Talk to the Physician

Solution: Ask the physician to document the appropriate diagnosis on each subsequent visit for the encounter. -Good documentation for subsequent care day services (diagnosis--interval history and exam when appropriate) serves two very important functions,- Baker says. -It ensures clinical documentation that is accurate and precise, clearly outlines the patient's condition to any other providers or ancillary staff involved in the patient's care, and provides excellent supporting documentation for leveling E/M.-

Don't Code Based on What Pays

Scenario 2: A physician orders a radiology service, but fails to write an ICD-9 code on the claim. The coder calls her co-worker who works closely with the patient's insurance carrier and asks, -Which ICD-9 code gets this procedure paid?-

Error: Unfortunately, this scenario is not particularly uncommon. But coding from the coverage decision is never a good idea. You should select a diagnosis code based on the patient's condition, and not what the payer says it will accept.
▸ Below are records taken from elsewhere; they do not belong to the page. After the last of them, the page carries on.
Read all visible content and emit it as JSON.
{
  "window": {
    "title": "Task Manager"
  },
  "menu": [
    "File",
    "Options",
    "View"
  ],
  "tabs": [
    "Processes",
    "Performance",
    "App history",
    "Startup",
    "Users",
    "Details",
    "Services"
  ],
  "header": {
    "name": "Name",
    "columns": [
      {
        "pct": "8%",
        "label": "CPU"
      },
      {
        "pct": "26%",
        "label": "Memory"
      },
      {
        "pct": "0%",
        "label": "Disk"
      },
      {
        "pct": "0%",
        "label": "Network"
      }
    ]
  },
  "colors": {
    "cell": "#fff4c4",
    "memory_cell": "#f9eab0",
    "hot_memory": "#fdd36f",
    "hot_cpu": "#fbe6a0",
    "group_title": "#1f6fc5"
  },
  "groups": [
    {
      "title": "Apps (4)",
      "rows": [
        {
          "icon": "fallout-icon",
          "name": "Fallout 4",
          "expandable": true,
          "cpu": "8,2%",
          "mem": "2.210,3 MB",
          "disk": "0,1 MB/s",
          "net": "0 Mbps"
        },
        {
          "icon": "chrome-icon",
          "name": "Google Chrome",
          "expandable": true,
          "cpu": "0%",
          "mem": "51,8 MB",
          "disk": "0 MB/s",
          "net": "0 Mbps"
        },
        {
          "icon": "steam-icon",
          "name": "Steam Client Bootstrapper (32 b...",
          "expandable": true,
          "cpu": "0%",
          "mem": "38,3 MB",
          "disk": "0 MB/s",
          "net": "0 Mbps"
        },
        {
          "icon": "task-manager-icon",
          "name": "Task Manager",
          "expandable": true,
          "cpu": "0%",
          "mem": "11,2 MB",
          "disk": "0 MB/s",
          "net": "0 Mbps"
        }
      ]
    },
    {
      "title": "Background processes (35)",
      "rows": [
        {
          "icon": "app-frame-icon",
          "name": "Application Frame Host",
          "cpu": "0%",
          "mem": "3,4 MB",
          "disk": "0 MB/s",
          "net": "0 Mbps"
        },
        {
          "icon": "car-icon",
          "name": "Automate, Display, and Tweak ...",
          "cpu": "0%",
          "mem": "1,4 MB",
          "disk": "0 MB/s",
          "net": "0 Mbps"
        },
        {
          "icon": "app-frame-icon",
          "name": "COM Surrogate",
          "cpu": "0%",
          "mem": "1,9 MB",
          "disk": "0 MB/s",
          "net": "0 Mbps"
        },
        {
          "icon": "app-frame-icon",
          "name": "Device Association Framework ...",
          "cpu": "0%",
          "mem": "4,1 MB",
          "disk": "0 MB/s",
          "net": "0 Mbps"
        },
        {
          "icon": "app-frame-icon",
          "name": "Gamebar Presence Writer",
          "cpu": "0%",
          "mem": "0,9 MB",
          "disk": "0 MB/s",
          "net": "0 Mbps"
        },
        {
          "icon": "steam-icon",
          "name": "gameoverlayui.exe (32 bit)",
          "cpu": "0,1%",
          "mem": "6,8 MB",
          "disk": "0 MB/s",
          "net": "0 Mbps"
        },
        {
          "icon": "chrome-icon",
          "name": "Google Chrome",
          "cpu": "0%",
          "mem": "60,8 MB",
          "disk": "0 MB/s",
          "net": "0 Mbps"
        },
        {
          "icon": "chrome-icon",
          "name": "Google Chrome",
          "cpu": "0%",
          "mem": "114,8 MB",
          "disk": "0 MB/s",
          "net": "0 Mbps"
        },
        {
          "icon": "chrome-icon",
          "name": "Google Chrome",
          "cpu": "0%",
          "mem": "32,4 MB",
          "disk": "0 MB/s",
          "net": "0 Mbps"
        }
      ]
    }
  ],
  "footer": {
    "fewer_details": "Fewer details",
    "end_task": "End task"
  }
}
-One of the biggest problems for radiology/lab practices is to get a complete accurate history of the patient you are seeing,- says Kim French, CIC, of Crouse Radiology Associates in Syracuse, N.Y.

Research on the Front End

-The norm is that you receive just basic information, sometimes one or two words on a diagnosis or clinical symptom that reflect the big picture and not necessarily pertinent to that specific test. And because Medicare has lists with very specific payable conditions, they don't always match up,- she says.

Solution: -We try to do our research on the front end rather than waiting for a denial, and I can tell you from my experience that when you delve further into a patient's medical record, you most often find there is documentation that a payable code exists and that is the real reason for the study,- French says.

If the patient's diagnosis is not payable, however, you should still report it, even if it might lead to a denial. After all, correct coding dictates that you place the most accurate ICD-9 code on the claim, regardless of whether it will lead to a denial.